UK weather, despite its reputation for chaos, falls into recognisable patterns most of the time. Five worth knowing:
Westerly (cyclonic): Atlantic depressions move west to east across the UK in sequence. Mild, damp, breezy. Southwesterlies dominate. Lots of frontal activity. Standard UK weather, particularly in winter.
Anticyclonic, summer: high pressure (often a ridge of the Azores high) brings warm dry weather, sunshine, light winds. Late-afternoon thunderstorm risk inland as surface heating destabilises the lower atmosphere. Haze possible from accumulated pollution under a subsidence inversion.
Anticyclonic, winter: high pressure brings cold clear nights, frost, radiation fog. By day either crystal clear or persistent anticyclonic gloom under the inversion, depending on humidity. Cold persists for days.
Polar maritime (NW): cold airmass arriving from the Arctic via the Atlantic.

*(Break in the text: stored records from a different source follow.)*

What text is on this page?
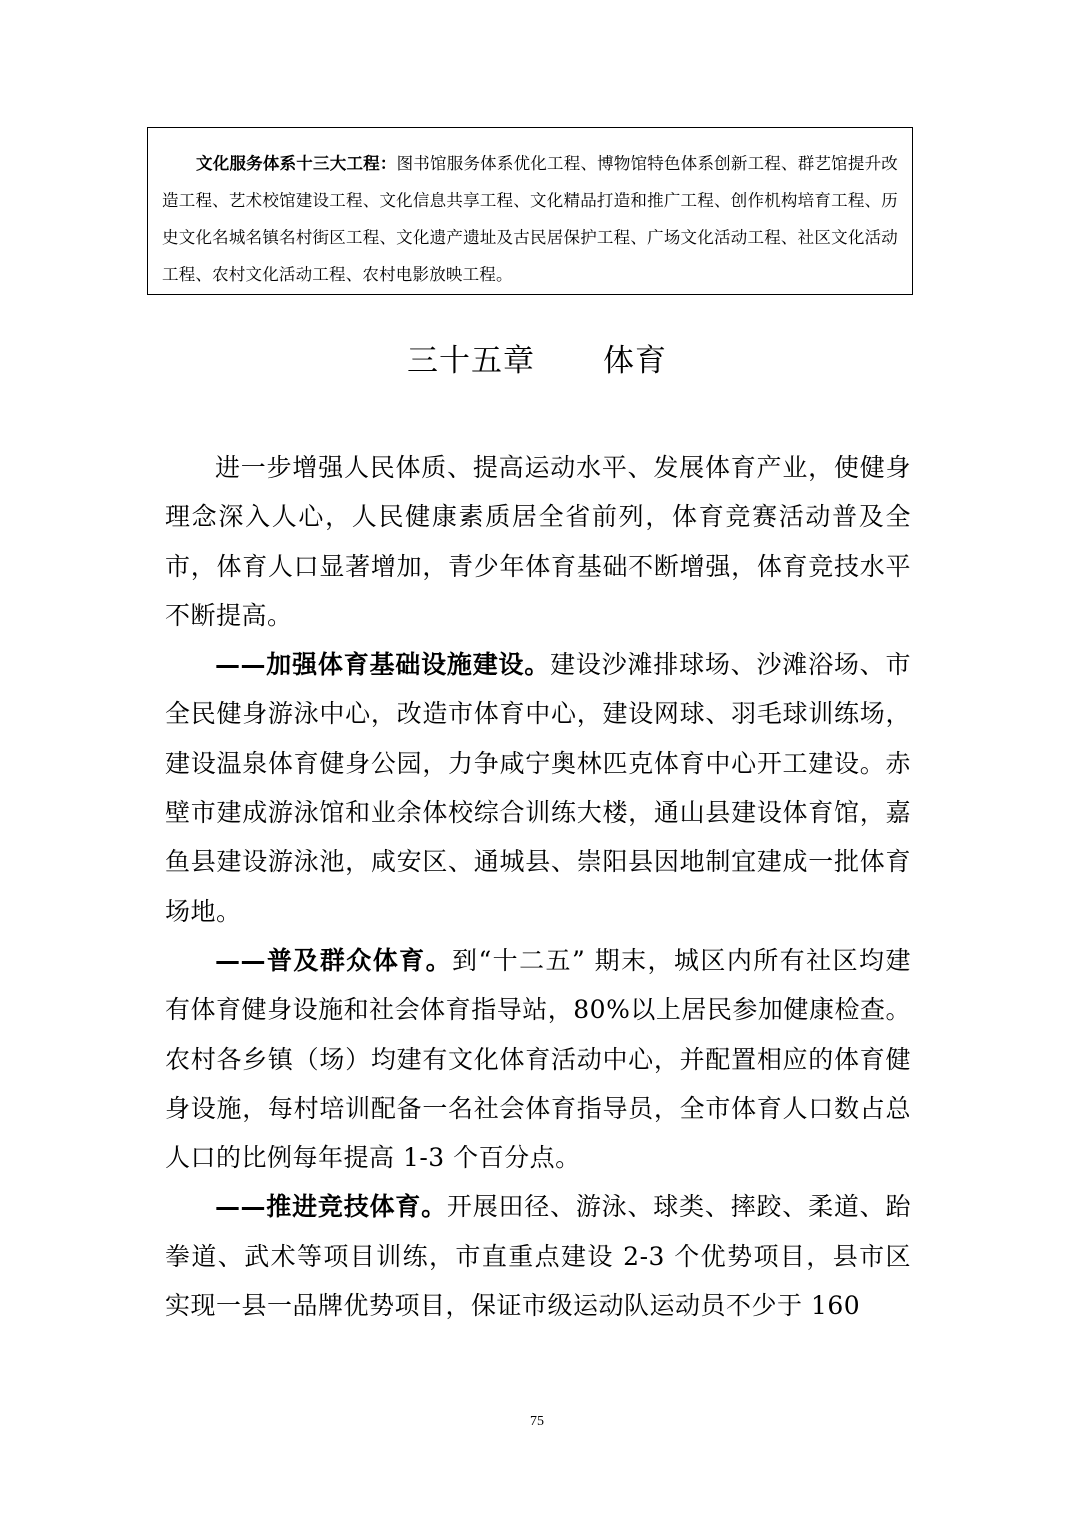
文化服务体系十三大工程：图书馆服务体系优化工程、博物馆特色体系创新工程、群艺馆提升改造工程、艺术校馆建设工程、文化信息共享工程、文化精品打造和推广工程、创作机构培育工程、历史文化名城名镇名村街区工程、文化遗产遗址及古民居保护工程、广场文化活动工程、社区文化活动工程、农村文化活动工程、农村电影放映工程。
三十五章 体育

进一步增强人民体质、提高运动水平、发展体育产业，使健身理念深入人心，人民健康素质居全省前列，体育竞赛活动普及全市，体育人口显著增加，青少年体育基础不断增强，体育竞技水平不断提高。

——加强体育基础设施建设。建设沙滩排球场、沙滩浴场、市全民健身游泳中心，改造市体育中心，建设网球、羽毛球训练场，建设温泉体育健身公园，力争咸宁奥林匹克体育中心开工建设。赤壁市建成游泳馆和业余体校综合训练大楼，通山县建设体育馆，嘉鱼县建设游泳池，咸安区、通城县、崇阳县因地制宜建成一批体育场地。

——普及群众体育。到“十二五” 期末，城区内所有社区均建有体育健身设施和社会体育指导站，80%以上居民参加健康检查。农村各乡镇（场）均建有文化体育活动中心，并配置相应的体育健身设施，每村培训配备一名社会体育指导员，全市体育人口数占总人口的比例每年提高 1-3 个百分点。

——推进竞技体育。开展田径、游泳、球类、摔跤、柔道、跆拳道、武术等项目训练，市直重点建设 2-3 个优势项目，县市区实现一县一品牌优势项目，保证市级运动队运动员不少于 160

75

Showers and bright spells, often Cb activity, good visibility between showers. Common in winter and spring with NW winds.
Flat pressure pattern: no strong gradient, light variable winds. Weather dominated by diurnal effects, fog in the morning, thunderstorm risk in the afternoon, calm. Often a transition between regimes.
Recognising which pattern you're in tells you what to expect for the next 24–48 hours, which is exactly the planning window for GA flying.